| I have come to hate email so much there are weeks where I will check my email perhaps just once or twice in a week. Every 2-3 months I try to clean up my inbox by going through it and unsubscribing to all the rubbish I am opted into without my say-so. But since we use Gmail, this is a really, really, really slow process. Gmail is a terrible product that has no evolved meaningfully over the 20 or so years it has existed. And it doesn't get any better when idiot product managers feel it is more important to add more AI nonsense than try to fix a product that is very poor at doing the thing it is supposed to do. (If anyone knows of a tool that helps me rapidly clean up my gmail, please let me know). But the worst thing about email is that nobody knows how to write emails anymore. Everyone just quotes the while thing and adds their comments on top. People no longer trim down the email and intersperse their comments throughout the response. Mail reading software no longer aids you in doing this - cleaning up the quoting for you (not that many mail readers did this before). And when you don't want to quote the email you are responding to, people include the whole mess anyway and just pop their response at the top. Rather than understanding that a threaded mail reader (as most mail readers are today) will provide the reader with the context they need just fine. There's no need to repeat dozens of older responses. I miss email from 25-30 years ago. When 90% of what landed in my inbox was actually for me, written by other human beings. Most of which knew how to produce a response to an email without it just being a sloppy mess. I wish people who wrote mail clients were more intelligent product designers and more thoughtful people. That they would understand that catering to people's poor habits was, and is, a bad idea and that a better idea would have been to make proper email quoting at least a path of considerably less resistance. |
I think the problem is bigger than that, nobody knows how to write anymore. In the past, people wrote in handwriting ('cursive' in America) on plain paper (with no guide lines) and with a fountain pen. We didn't keep what they put in the bin, so there is some survivor bias, however, when I look at letters my ancestors wrote, I am amazed at how few corrections there are.

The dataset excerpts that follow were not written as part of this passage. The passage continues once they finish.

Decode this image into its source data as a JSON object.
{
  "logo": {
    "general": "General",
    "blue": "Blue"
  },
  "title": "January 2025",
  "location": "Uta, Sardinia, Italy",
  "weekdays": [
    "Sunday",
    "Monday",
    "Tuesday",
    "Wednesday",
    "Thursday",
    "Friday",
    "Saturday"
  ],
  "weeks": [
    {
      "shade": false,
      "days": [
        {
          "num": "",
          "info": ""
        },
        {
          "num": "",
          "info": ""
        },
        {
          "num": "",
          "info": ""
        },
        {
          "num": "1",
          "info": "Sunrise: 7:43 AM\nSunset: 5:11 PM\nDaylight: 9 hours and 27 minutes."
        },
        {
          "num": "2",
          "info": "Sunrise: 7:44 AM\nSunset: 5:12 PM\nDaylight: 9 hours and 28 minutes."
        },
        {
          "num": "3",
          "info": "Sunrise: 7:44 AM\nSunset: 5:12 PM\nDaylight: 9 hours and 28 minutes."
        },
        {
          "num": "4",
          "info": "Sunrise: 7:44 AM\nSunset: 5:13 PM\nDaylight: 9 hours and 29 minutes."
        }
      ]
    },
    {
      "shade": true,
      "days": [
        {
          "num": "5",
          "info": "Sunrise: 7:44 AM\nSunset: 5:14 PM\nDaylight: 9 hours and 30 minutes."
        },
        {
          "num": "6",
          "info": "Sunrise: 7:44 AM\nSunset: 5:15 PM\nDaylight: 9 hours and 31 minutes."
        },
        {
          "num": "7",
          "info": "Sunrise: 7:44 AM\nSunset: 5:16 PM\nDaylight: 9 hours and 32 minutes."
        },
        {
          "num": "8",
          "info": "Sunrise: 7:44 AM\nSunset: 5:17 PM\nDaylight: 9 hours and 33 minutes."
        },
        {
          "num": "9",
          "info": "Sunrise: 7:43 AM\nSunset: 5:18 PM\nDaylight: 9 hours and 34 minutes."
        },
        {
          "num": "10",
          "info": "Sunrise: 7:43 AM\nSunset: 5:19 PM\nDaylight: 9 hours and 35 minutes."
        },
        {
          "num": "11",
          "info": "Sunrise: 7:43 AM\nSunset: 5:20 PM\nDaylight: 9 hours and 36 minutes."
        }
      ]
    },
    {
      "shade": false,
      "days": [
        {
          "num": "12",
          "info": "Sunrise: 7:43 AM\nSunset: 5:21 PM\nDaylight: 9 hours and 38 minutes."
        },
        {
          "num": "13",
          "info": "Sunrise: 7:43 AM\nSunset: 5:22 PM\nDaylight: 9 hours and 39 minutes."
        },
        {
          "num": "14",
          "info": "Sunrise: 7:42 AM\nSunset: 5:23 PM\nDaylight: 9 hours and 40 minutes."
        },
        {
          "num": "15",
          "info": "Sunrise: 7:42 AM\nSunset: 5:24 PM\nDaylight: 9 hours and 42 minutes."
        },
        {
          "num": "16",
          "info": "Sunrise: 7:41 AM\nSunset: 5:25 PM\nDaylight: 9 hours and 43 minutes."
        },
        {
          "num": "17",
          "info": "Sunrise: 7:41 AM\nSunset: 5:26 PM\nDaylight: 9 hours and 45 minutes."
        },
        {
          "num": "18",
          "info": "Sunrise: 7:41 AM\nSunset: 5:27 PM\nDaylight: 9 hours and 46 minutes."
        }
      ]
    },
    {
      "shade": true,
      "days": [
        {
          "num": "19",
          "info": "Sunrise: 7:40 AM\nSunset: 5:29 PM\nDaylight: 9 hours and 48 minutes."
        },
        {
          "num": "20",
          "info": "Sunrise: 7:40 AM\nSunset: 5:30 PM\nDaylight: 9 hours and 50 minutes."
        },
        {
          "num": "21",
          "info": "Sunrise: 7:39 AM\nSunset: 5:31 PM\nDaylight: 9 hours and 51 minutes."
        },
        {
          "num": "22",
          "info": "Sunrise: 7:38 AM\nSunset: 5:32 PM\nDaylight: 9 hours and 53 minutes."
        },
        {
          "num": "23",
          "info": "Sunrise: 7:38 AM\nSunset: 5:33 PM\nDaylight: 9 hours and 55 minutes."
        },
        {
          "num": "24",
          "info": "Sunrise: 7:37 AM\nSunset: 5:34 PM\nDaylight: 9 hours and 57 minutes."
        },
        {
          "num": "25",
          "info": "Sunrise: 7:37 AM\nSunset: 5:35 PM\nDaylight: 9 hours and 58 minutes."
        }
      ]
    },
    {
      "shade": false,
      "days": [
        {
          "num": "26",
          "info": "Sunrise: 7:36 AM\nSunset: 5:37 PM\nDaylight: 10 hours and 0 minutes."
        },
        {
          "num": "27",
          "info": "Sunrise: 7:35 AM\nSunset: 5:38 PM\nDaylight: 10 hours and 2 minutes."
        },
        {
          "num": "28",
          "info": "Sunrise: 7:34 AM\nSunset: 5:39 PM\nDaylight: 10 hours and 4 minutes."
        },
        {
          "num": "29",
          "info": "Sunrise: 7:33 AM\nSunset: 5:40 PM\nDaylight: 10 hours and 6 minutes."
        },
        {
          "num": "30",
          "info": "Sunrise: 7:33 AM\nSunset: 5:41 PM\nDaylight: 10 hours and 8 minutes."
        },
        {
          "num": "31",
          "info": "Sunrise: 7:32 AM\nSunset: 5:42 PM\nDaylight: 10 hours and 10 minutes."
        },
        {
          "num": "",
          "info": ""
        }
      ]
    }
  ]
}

As I understand it, we have two thinking modes, there is the quick thinking by reaction and then there is the more convoluted 'slow' thinking where we use logic and reason. I am not convinced that too many of us have the skill of putting 'slow thinking' into written words, or the desire to put complicated ideas to paper.
So, what changed?
SMS and Twitter did have a text limit of 140 characters. This was not good if you need 140 characters just to introduce what you have to say, however, it didn't take long for people to adjust. Spelling was no longer important, neither was punctuation or sentence structure.
Soon this 'communication with grunts' replaced eloquence, and we degraded our collective literacy. Nowadays you can't write beautiful emails to people as it is a bit of an imposition, you have spent maybe hours crafting words, they only have seconds to respond due to the all-pervasive 'busy lives' excuse, and they definitely don't have the ten minutes it takes to read your carefully written words. Hence, writing in full just means you get ghosted at best.
Clearly there are more books being written than ever. School assignments also get done, same with work-related documents. However, the craft of writing has become even more professionalised, even though everyone can open some type of word processor, pick up a dictionary and write something awesome without having to get the old fountain pen out.
As for the post, what if I was the son of the author, and I had to tidy up his affairs after some tragic accident? All of those emails would be gone, lost to posterity and only the emails from the bank read (because money). All of that obsession on having every email organised for the last four decades would be for nothing, outside of the mind of the author.